Montag, 23. Mai 2016

Kein Festival mehr ohne Wiese
















Geht man von der Menge der Eintrittskarten an meiner Pinnwand aus, wäre das Immecke Open Air eindeutig mein Lieblingsfestival. Das liegt weniger am Festival und weit mehr am Rahmenprogramm und seinen Protagonisten, mit denen man auf dem Immecke normalerweise gemütlich auf der großen Wiese lümmelt, die Sonne genießt, etwas trinkt, etwas quatscht und ab und zu, wenn von der Bühne taugliche Klänge an die Ohren dringen, nach unten latscht, sich die Band etwas genauer ansieht, ein paar Fotos macht, ein neues Bier holt und wieder auf die Wiese geht.
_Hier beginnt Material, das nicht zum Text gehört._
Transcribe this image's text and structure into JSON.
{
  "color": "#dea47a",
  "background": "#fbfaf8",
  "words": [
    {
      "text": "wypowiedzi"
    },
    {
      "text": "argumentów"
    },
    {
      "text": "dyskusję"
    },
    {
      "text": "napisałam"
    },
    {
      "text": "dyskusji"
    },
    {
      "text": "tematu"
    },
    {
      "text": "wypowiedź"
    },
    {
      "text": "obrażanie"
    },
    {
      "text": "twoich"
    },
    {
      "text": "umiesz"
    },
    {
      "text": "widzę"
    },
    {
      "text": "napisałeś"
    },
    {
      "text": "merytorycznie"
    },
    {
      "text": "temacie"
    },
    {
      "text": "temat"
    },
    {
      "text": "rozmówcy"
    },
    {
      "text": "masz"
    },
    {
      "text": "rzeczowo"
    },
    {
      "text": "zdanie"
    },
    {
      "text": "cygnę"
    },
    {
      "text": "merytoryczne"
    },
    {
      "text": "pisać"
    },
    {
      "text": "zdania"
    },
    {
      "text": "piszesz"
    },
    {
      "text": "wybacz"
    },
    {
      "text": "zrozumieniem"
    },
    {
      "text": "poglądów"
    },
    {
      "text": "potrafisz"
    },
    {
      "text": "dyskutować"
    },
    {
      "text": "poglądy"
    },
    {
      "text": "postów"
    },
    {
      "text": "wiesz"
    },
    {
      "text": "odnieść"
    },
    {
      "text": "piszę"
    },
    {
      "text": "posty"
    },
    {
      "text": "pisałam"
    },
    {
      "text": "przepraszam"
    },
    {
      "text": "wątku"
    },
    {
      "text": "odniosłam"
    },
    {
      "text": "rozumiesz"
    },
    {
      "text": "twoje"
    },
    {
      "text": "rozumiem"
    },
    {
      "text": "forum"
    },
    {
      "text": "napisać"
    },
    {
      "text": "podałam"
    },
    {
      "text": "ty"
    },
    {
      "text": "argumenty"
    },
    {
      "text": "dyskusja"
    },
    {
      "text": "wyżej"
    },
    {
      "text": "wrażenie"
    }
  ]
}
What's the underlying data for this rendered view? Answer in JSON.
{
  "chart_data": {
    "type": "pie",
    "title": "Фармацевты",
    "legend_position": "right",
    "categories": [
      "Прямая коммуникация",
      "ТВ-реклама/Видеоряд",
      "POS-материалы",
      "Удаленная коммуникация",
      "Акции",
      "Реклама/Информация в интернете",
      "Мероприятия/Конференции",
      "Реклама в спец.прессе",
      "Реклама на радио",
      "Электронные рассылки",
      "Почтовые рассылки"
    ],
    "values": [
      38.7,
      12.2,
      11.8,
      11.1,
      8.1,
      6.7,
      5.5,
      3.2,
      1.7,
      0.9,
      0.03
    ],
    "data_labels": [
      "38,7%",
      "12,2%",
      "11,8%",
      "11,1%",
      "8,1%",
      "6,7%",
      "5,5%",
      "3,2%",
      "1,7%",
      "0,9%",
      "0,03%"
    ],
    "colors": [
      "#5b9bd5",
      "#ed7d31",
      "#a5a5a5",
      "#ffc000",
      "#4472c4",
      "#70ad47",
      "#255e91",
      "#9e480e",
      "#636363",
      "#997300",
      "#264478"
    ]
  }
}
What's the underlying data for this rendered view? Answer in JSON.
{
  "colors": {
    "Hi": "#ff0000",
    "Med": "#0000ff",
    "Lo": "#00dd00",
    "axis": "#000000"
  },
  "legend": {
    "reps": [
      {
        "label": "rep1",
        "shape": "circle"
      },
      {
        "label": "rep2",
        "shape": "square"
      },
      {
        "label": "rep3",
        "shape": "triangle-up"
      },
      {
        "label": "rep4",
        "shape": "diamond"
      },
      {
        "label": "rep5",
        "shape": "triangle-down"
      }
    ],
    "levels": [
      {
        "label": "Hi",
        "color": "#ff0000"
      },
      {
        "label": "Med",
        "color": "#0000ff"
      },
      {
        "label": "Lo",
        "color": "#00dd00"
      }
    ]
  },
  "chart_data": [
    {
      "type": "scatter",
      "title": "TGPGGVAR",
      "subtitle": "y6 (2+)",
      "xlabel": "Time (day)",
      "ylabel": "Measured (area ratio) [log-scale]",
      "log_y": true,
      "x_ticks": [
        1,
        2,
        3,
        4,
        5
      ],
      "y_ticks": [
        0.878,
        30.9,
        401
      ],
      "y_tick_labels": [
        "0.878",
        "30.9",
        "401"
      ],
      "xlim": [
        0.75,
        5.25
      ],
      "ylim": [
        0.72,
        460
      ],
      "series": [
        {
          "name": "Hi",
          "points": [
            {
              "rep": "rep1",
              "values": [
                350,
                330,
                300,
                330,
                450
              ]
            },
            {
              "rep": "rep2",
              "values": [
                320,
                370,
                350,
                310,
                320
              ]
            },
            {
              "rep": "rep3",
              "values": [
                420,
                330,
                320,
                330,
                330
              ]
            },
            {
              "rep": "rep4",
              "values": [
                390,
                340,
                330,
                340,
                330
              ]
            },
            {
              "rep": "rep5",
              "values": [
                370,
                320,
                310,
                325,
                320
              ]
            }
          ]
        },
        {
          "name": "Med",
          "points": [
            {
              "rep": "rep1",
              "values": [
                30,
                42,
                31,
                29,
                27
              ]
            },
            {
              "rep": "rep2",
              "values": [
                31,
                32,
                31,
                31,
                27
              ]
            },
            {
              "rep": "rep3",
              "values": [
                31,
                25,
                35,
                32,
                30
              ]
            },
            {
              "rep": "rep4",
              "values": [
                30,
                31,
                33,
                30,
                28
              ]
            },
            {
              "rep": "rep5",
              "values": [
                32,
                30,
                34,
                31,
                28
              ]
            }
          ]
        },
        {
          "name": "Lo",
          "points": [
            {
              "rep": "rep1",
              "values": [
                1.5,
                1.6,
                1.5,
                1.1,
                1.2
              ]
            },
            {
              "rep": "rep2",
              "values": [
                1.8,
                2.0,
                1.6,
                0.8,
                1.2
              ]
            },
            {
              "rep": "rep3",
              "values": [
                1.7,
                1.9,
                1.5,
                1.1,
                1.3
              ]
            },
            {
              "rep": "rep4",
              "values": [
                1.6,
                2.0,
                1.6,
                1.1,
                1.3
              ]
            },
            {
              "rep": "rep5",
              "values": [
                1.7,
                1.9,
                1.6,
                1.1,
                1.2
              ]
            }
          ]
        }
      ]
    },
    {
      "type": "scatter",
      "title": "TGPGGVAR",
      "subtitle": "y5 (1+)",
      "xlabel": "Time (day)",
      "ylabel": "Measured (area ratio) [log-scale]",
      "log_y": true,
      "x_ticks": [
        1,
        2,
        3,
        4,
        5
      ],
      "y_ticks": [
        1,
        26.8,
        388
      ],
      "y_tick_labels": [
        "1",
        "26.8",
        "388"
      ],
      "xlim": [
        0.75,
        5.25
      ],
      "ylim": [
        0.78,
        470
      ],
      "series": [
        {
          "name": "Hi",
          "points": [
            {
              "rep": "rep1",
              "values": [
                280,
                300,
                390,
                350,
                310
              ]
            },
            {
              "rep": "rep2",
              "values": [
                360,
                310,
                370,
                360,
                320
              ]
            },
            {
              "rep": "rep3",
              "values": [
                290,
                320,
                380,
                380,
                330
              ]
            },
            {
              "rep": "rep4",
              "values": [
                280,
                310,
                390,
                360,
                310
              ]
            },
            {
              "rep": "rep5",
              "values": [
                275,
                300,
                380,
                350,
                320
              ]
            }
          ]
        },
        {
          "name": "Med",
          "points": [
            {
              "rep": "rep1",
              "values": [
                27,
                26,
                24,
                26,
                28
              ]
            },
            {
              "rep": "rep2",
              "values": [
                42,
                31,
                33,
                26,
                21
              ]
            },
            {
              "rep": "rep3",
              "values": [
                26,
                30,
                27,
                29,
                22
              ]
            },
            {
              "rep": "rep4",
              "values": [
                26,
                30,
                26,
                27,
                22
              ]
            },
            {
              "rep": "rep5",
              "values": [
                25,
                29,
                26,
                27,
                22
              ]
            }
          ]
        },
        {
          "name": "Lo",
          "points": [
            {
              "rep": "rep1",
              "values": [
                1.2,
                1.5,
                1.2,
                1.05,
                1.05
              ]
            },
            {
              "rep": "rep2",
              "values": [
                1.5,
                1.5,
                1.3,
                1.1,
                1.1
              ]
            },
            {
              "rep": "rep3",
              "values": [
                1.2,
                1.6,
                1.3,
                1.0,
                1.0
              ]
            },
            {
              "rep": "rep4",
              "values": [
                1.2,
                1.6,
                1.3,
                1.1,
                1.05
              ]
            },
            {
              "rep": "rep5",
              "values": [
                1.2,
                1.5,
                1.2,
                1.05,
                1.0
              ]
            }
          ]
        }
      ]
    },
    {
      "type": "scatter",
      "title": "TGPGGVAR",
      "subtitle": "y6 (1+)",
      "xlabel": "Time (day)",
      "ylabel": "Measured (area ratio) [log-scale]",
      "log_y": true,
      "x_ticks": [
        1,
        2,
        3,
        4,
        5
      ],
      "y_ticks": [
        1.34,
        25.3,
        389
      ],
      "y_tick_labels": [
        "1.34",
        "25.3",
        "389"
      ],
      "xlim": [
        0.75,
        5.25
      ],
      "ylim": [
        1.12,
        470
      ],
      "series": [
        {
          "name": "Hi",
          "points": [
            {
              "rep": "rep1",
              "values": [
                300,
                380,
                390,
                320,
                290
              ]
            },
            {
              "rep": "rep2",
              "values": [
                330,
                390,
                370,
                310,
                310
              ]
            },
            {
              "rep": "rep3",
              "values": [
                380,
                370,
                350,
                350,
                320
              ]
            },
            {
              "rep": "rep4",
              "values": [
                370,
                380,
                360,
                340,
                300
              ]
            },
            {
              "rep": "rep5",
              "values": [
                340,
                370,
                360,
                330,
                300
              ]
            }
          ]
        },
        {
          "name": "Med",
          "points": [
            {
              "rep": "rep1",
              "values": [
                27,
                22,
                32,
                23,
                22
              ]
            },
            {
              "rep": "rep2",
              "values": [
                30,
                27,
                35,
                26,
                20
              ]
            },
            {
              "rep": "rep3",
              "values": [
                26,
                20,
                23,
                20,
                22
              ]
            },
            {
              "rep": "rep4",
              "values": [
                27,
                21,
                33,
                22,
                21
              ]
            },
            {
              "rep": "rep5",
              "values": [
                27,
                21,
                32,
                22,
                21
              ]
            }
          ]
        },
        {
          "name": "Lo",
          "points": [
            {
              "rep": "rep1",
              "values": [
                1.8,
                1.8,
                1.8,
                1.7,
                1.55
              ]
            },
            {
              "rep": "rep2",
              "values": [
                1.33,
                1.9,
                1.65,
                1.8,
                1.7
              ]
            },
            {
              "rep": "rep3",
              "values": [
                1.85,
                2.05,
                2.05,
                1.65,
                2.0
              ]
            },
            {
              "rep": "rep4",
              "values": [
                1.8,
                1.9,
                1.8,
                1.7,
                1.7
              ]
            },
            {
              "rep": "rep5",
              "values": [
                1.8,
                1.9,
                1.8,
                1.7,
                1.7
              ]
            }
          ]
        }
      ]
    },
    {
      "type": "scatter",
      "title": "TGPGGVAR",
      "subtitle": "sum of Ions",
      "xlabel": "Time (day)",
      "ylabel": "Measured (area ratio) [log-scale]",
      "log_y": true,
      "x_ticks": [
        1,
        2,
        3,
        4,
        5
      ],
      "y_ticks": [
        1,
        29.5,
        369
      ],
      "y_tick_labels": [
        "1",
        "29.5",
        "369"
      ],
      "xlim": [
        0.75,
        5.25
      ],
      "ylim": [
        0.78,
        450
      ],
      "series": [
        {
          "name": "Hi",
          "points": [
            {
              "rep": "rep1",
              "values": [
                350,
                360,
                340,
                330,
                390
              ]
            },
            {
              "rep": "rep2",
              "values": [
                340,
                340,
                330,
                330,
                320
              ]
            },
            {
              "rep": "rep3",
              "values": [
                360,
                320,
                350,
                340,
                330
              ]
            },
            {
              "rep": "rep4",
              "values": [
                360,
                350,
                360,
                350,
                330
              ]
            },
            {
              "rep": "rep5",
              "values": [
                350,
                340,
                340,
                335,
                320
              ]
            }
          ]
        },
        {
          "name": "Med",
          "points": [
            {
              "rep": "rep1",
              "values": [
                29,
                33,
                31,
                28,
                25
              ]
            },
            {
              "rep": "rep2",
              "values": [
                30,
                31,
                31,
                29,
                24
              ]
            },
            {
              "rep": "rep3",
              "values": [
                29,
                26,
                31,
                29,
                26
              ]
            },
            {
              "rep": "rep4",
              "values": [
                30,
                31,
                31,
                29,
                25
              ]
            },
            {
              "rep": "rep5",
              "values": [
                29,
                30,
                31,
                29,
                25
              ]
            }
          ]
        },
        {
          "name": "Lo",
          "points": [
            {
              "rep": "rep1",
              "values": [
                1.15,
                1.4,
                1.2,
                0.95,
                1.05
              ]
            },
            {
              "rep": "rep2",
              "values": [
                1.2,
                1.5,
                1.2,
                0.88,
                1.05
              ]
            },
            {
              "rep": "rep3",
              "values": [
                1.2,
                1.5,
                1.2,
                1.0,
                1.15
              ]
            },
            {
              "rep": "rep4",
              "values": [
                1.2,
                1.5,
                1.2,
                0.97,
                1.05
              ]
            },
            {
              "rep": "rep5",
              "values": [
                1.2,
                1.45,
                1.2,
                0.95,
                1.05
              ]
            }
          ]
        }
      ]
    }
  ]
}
Chilliger geht's nimmer, selbst wenn die da unten drei Stunden Skapunk am Stück spielen..

Aber was macht man, wenn der Regenwald seinem Namen alle Ehre macht, die Wiese weder zum Sonnen noch zum Sitzen geeignet ist und sogar schottische Elfen ihre Gitarre in der Regenjacke zupfen müssen? In den trockenen Phasen kann man zwischen Bierstand und Bühne hin- und herwandern, bei offenem Himmel erweist es sich als Glück, dass bei dem Wetter nicht einmal halb so viele Besucher da sind, man findet unter den paar Dächern immer noch einen Platz. Der Hühnerbaron ist begeistert. "Immecke bei Regen is viel besser" sagt er "das hab ich gehofft, woll. Bei Regen isses immer schön kuschelig."  Wenn ich überleg, was so die letzten Jahre bei Sonnenschein hier los war, dann hat er diese Meinung ziemlich exklusiv.

Wir sind spät gekommen, auf der Bühne stehen Eradicator aus Olpe (woll), dreschen Metall und bangen dabei ihre Heads, dass sich das für ein paar Fotos geradezu anbietet. Reihe eins vor der Bühne ist noch frei, die Reihen zwei bis acht sind besetzt von ein paar wild springenden Möchtegernpunks, die sich zwar nach jeder Rammaktion höflich entschuldigen, aber das Fotografieren zu einem schmerzhaften Abenteuer machen. Thrash Metal ist ja eigentlich nicht so meins, aber was will man machen, ohne Wiese.

Eine Currywurst mit Pommes holen um die Wartezeit zur nächsten Band  zu überbrücken und später als Nachtisch eine Waffel um die Wartezeit zur nächsten Band..... bis zu den Immecke Allstars muss ich durchhalten, die will der Pappenheimer unbedingt sehen und sogar analoge Fotos davon schießen, weil die jedes Jahr das Highlight sind, danach könnten wir dann auch gehen. Das ist noch lange hin. Ich mache ein paar Fotos der Apewards aus Marburg, die liegen mit ihrem bluesigen Riffrock eigentlich mehr auf meiner Wellenlänge als die Metaller, aber auch nach einer halben Stunde ist noch kein hitverdächtiges Blackmorematerial zu hören. Es zieht sich.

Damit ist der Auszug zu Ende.